Written By Ashley Neyra
When I was in 1st grade, the class would take turns making a little book about you. Each kid would make a page in the book about their favorite memory with you or what they liked about you. As the class wrote, I got to make the cover for my book. “What color do you want it to be?” my teacher asked. I sat in my little chair contemplating about who I was going to show my book to. My mom and dad popped into my head. I thought about the few conversations I had with my dad and remembered he liked the color blue. In my little brain, I thought “If I make it blue maybe he’ll like it too!” “ Blue please,” I said in my (cooning) little voice. My teacher printed it out and soon my book was complete with my bold blue cover.
Growing up, I was always told I looked like my dad and acted like him. However, after a certain age, I stopped seeing my dad as much because he was working. It was the sacrifice. I got a roof over my head and all the things I wanted. But for years, I lost a relationship with my dad. Of course, I was always reminded by my mom “You’re just like your dad.” At the time all I could think of was, “What does that mean? I don’t know him.”
I didn’t know it then but I thought I could be strong. The reality was I needed him in my life but he nor I knew how to approach each other so we didn’t. Our silence consumed us both for years.
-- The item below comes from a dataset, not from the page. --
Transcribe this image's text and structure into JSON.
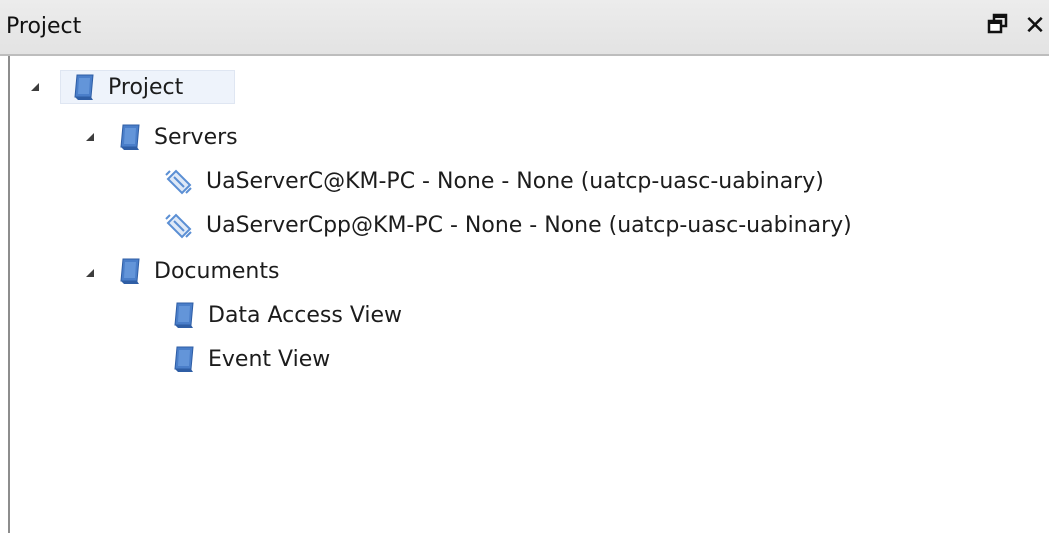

All I could remember was that he liked the color blue.
It wasn’t until I was around 18 that I hit rock bottom with a relationship. Things got out of hand and my parents intervened. With my constant panic attacks and suicidal thoughts, I was never left alone. My dad didn’t live with me but that year he came over every day to spend the morning with me and make me my favorite vegetable soup that I only ate if he made it. Slowly, I found out there was more to him than just the color blue.
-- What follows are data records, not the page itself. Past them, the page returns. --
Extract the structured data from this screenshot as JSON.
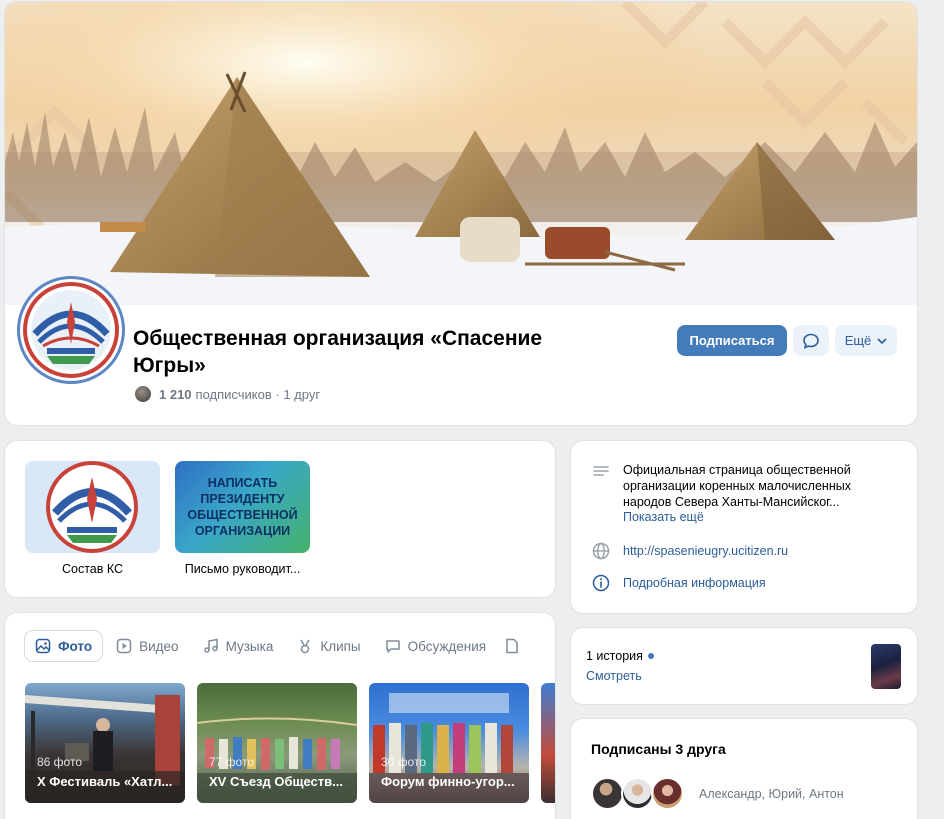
{
  "header": {
    "title": "Общественная организация «Спасение Югры»",
    "subscribers_count": "1 210",
    "subscribers_label": "подписчиков · 1 друг",
    "subscribe_label": "Подписаться",
    "more_label": "Ещё"
  },
  "links": [
    {
      "label": "Состав КС"
    },
    {
      "label": "Письмо руководит...",
      "thumb_text": "НАПИСАТЬ ПРЕЗИДЕНТУ ОБЩЕСТВЕННОЙ ОРГАНИЗАЦИИ"
    }
  ],
  "tabs": [
    {
      "label": "Фото",
      "icon": "image-icon",
      "active": true
    },
    {
      "label": "Видео",
      "icon": "video-icon"
    },
    {
      "label": "Музыка",
      "icon": "music-icon"
    },
    {
      "label": "Клипы",
      "icon": "clips-icon"
    },
    {
      "label": "Обсуждения",
      "icon": "discussion-icon"
    }
  ],
  "albums": [
    {
      "count": "86 фото",
      "name": "X Фестиваль «Хатл..."
    },
    {
      "count": "77 фото",
      "name": "XV Съезд Обществ..."
    },
    {
      "count": "30 фото",
      "name": "Форум финно-угор..."
    }
  ],
  "info": {
    "description": "Официальная страница общественной организации коренных малочисленных народов Севера Ханты-Мансийског...",
    "show_more": "Показать ещё",
    "website": "http://spasenieugry.ucitizen.ru",
    "details": "Подробная информация"
  },
  "stories": {
    "count": "1 история",
    "watch": "Смотреть"
  },
  "friends": {
    "title": "Подписаны 3 друга",
    "names": "Александр, Юрий, Антон"
  },
  "colors": {
    "accent": "#447bba",
    "link": "#2c5d9a",
    "background": "#edeef0"
  }
}
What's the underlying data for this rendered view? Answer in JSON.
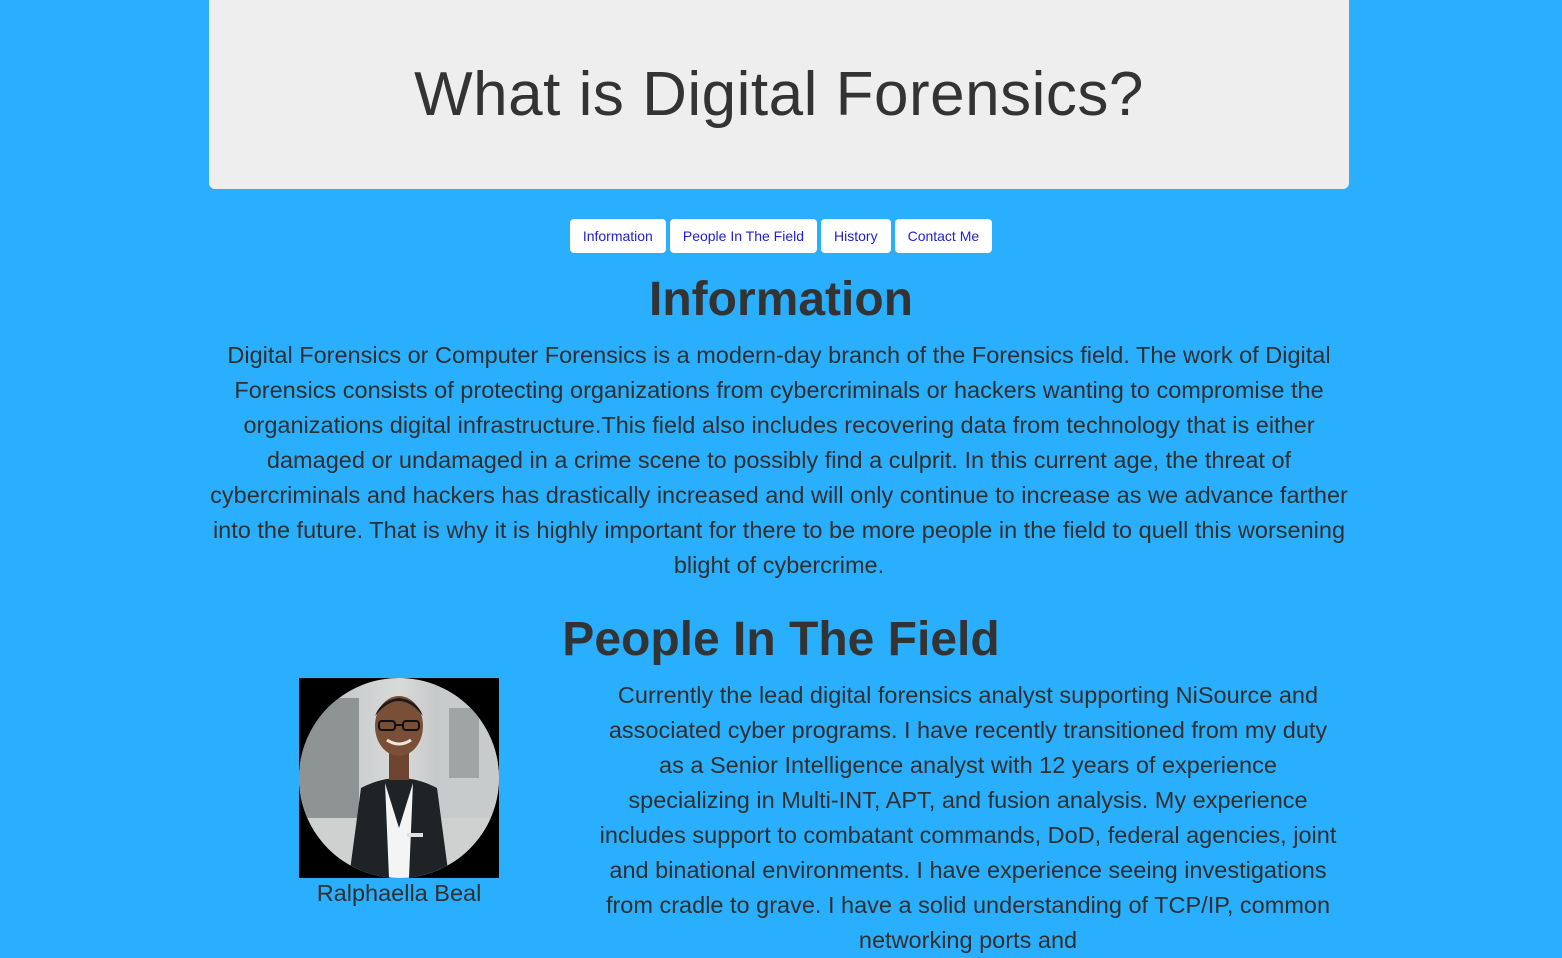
{
  "header": {
    "title": "What is Digital Forensics?"
  },
  "nav": {
    "items": [
      {
        "label": "Information"
      },
      {
        "label": "People In The Field"
      },
      {
        "label": "History"
      },
      {
        "label": "Contact Me"
      }
    ]
  },
  "information": {
    "heading": "Information",
    "body": "Digital Forensics or Computer Forensics is a modern-day branch of the Forensics field. The work of Digital Forensics consists of protecting organizations from cybercriminals or hackers wanting to compromise the organizations digital infrastructure.This field also includes recovering data from technology that is either damaged or undamaged in a crime scene to possibly find a culprit. In this current age, the threat of cybercriminals and hackers has drastically increased and will only continue to increase as we advance farther into the future. That is why it is highly important for there to be more people in the field to quell this worsening blight of cybercrime."
  },
  "people": {
    "heading": "People In The Field",
    "person": {
      "name": "Ralphaella Beal",
      "bio": "Currently the lead digital forensics analyst supporting NiSource and associated cyber programs. I have recently transitioned from my duty as a Senior Intelligence analyst with 12 years of experience specializing in Multi-INT, APT, and fusion analysis. My experience includes support to combatant commands, DoD, federal agencies, joint and binational environments. I have experience seeing investigations from cradle to grave. I have a solid understanding of TCP/IP, common networking ports and"
    }
  },
  "colors": {
    "page_background": "#2aafff",
    "jumbotron_background": "#eeeeee",
    "nav_button_background": "#ffffff",
    "nav_button_text": "#2222cc",
    "text": "#333333"
  }
}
Later, after I left that relationship and mentally was doing a lot better, my parents told me one thing. That one thing they told me was I had come back to life. “I miss the sound of you laughing at stupid things” was something my mom would say often. The laugh I realized that I got it from my dad. Oh, and those so-called “stupid things” would make my dad laugh too. Once we discovered that… let’s just say my mom got annoyed at us fairly quickly when we were together.
The more I went out with my dad, I was able to stare at him. In my head I would think to myself “Interesting, I got his hair, some of his moles on the same spot of his face and arms. I even got his thick eyebrows.” But it was also nice to confirm that he still liked the color blue.
As the months went on I asked him several questions about how he came to the USA and as to why. He told me he decided to come on an impulse… Then he saw the grin on my face and started laughing because he knew exactly what I was going to say. I sarcastically go “Whoa, it’s almost like if I was your kid.” My dad smiled and told me everything he had done came full circle with me. He saw a lot of himself in me. Even the way I liked the color blue.
The more we talked the more I figured out he loved the ocean, the sky, the space, and even the rainy days. All of which were blue. All of which were the reasons why he ended up loving the color blue. But when I was little, I liked the color blue because it was my dad’s favorite color too.